Mario Cavaglieri, born in 1887 in Rovigo into a rich Jewish family, originally from Venice, from 1900 to 1907 he lived in Padua where he finished high school and frequented the studio of Giovanni Vianello, where he came to know Felice Casorati. In 1909 he participated in an exhibition at Ca’ Pesaro, where he was to return in 1910, 1912 (with nineteen works), 1913, and 1925. After his first trip to Paris in 1911, Mario Cavaglieri was also frequently to be seen at the Venice Biennales (from 1912 to 1924, and in other editions until 1957).
In 1912 he met Giulietta Catellini, the model for and inspiration behind many of his works and who was to become his wife in 1921. There followed years of happiness, both in his life and work, and his painting had a great success; critics, in fact, considered his years of greatest creativity to have been between 1909 and 1925.
At the time he lived in both the Veneto region and in Rome where, on the occasion of a solo show held in 1919, together with Hans Stoltenberg-Lerche, at the Casa Cagiati, he attracted the attention of Robert Longhi who spoke of him in glowing terms. His next solo show, held in 1920 at the Galleria Pesaro, Milan, together with Hans Stoltenberg-Lerche and Alberto Martini, had a catalogue presentation by Vittorio Pica.
After having lived in Paicenza from 1922 to 1925, Mario Cavaglieri moved to France, to the beautiful Peyloubère district of Gascony in the Auch area, a short distance from Pavie-sur-Gers. From then until 1940, the year he returned to Italy, Cavaglieri alternated his stays in Gascony and Paris. After six years in Italy, during the Second World War, Cavaglieri returned to France and frequently went to Paris. And it was in France that he had numerous shows: he exhibited at the Salon d’Automne (from 1926 onwards) and at the Salon des Indépendents (from 1927 onwards), Paris; at the Salon des Artistes Méridionaux, Toulouse (from 1929 onwards); at the Salon des Artistes Gascons, Auch ((from 1949 onwards).
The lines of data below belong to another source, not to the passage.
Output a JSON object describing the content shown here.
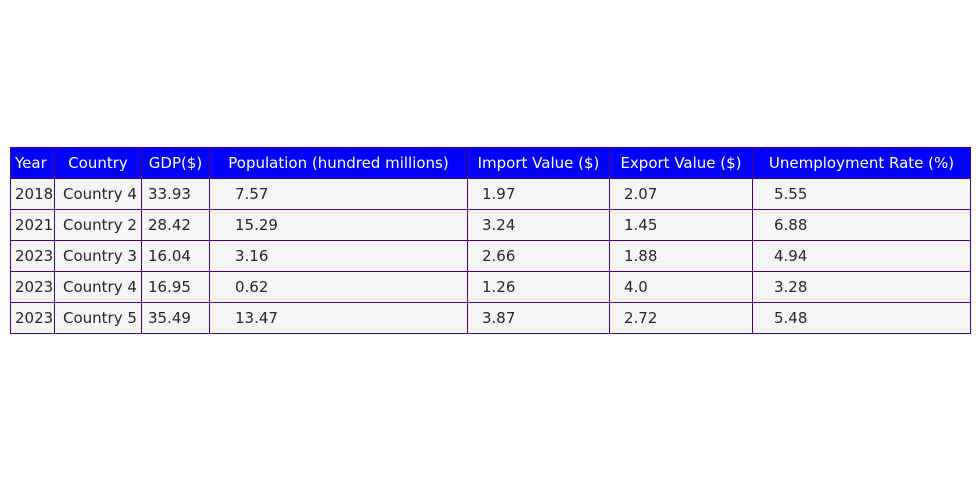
{
  "chart_data": {
    "type": "table",
    "columns": [
      "Year",
      "Country",
      "GDP($)",
      "Population (hundred millions)",
      "Import Value ($)",
      "Export Value ($)",
      "Unemployment Rate (%)"
    ],
    "rows": [
      [
        "2018",
        "Country 4",
        "33.93",
        "7.57",
        "1.97",
        "2.07",
        "5.55"
      ],
      [
        "2021",
        "Country 2",
        "28.42",
        "15.29",
        "3.24",
        "1.45",
        "6.88"
      ],
      [
        "2023",
        "Country 3",
        "16.04",
        "3.16",
        "2.66",
        "1.88",
        "4.94"
      ],
      [
        "2023",
        "Country 4",
        "16.95",
        "0.62",
        "1.26",
        "4.0",
        "3.28"
      ],
      [
        "2023",
        "Country 5",
        "35.49",
        "13.47",
        "3.87",
        "2.72",
        "5.48"
      ]
    ],
    "colors": {
      "header_bg": "#0000ff",
      "header_text": "#ffffff",
      "cell_bg": "#f5f5f5",
      "border": "#4b0082"
    }
  }
}
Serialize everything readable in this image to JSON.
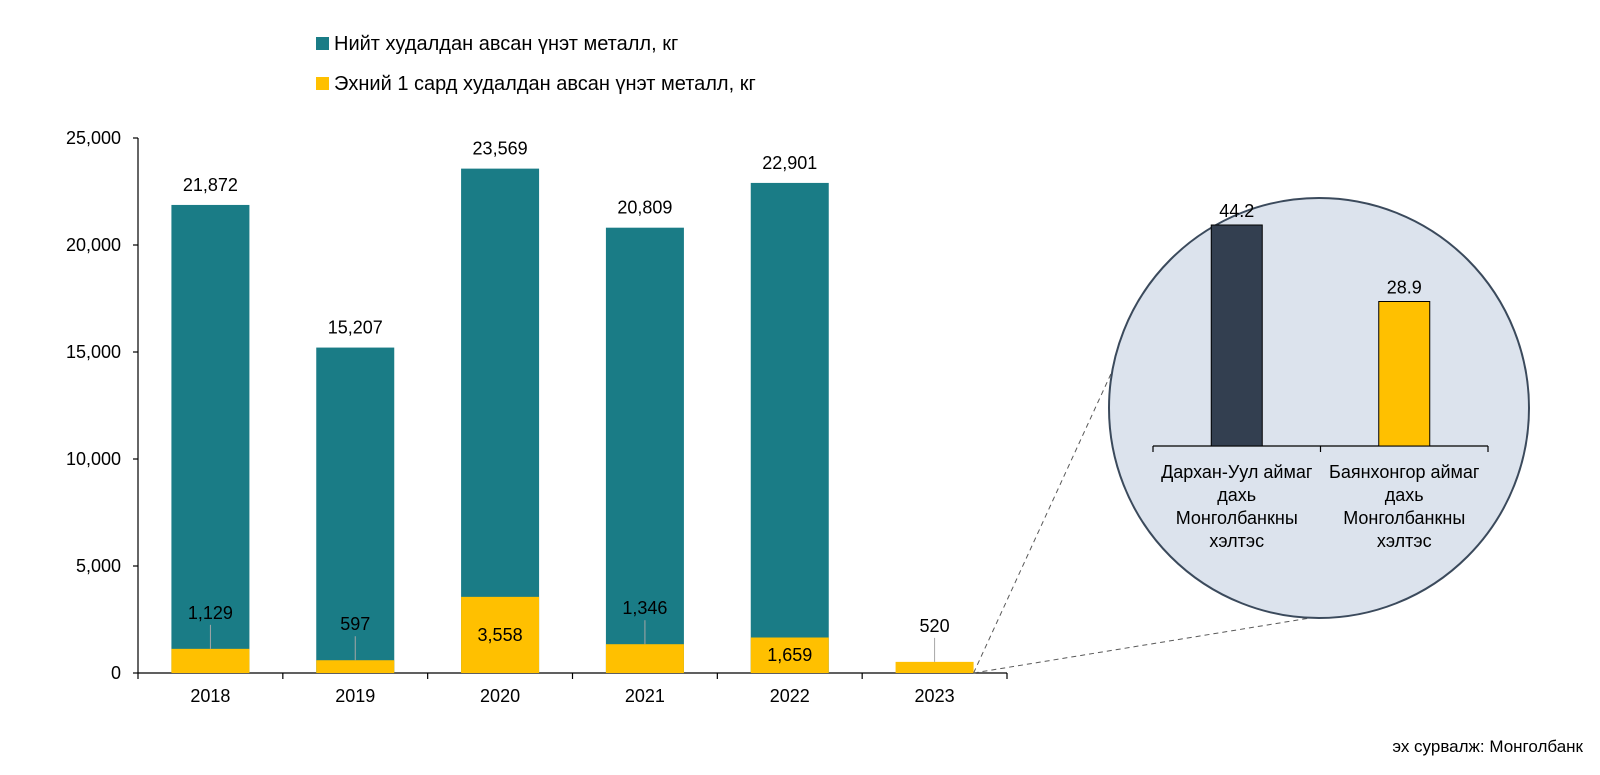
{
  "chart_data": [
    {
      "type": "bar",
      "stacked": true,
      "categories": [
        "2018",
        "2019",
        "2020",
        "2021",
        "2022",
        "2023"
      ],
      "series": [
        {
          "name": "Нийт худалдан авсан үнэт металл, кг",
          "color": "#1a7c86",
          "values": [
            21872,
            15207,
            23569,
            20809,
            22901,
            null
          ],
          "labels": [
            "21,872",
            "15,207",
            "23,569",
            "20,809",
            "22,901",
            ""
          ]
        },
        {
          "name": "Эхний 1 сард худалдан авсан үнэт металл, кг",
          "color": "#ffc000",
          "values": [
            1129,
            597,
            3558,
            1346,
            1659,
            520
          ],
          "labels": [
            "1,129",
            "597",
            "3,558",
            "1,346",
            "1,659",
            "520"
          ]
        }
      ],
      "ylim": [
        0,
        25000
      ],
      "yticks": [
        0,
        5000,
        10000,
        15000,
        20000,
        25000
      ],
      "ytick_labels": [
        "0",
        "5,000",
        "10,000",
        "15,000",
        "20,000",
        "25,000"
      ],
      "grid": false,
      "legend_position": "top"
    },
    {
      "type": "bar",
      "inset": true,
      "categories": [
        [
          "Дархан-Уул аймаг",
          "дахь",
          "Монголбанкны",
          "хэлтэс"
        ],
        [
          "Баянхонгор аймаг",
          "дахь",
          "Монголбанкны",
          "хэлтэс"
        ]
      ],
      "values": [
        44.2,
        28.9
      ],
      "labels": [
        "44.2",
        "28.9"
      ],
      "colors": [
        "#333f50",
        "#ffc000"
      ],
      "ylim": [
        0,
        50
      ]
    }
  ],
  "source_note": "эх сурвалж: Монголбанк"
}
In Italy, in 1953, a large show of his work was held at the Strozzina in Florence, championed by Carlo Ludovico Ragghianti and presented by Giuseppe Raimondi. He was then brought once again to the attention of the Italian public as part of the Florentine exhibition Arte moderna in Italia 1915-1935 at Palazzo Strozzi, curated by Ragghianti: the artist was represented by fourteen works. After that Cavaglieri’s success with the critics entered a second important phase, one testified to, besides his solo shows, by monographs and his inclusion in such important exhibitions of Italian art as La Metafisica: gli anni Venti (Galleria d’Arte Moderna, Bologna, 1980), Venezia, gli anni di Ca’ Pesaro 1908-1920 (Museo Correr, Venice, 1987), Gardens and Ghettos: The Art of Jewish Life in Italy (The Jewish Museum, New York, 1989), L’Espressionismo italiano (Milan, 1990). Mario Cavaglieri died in Peyloubère par-Pavie in 1969.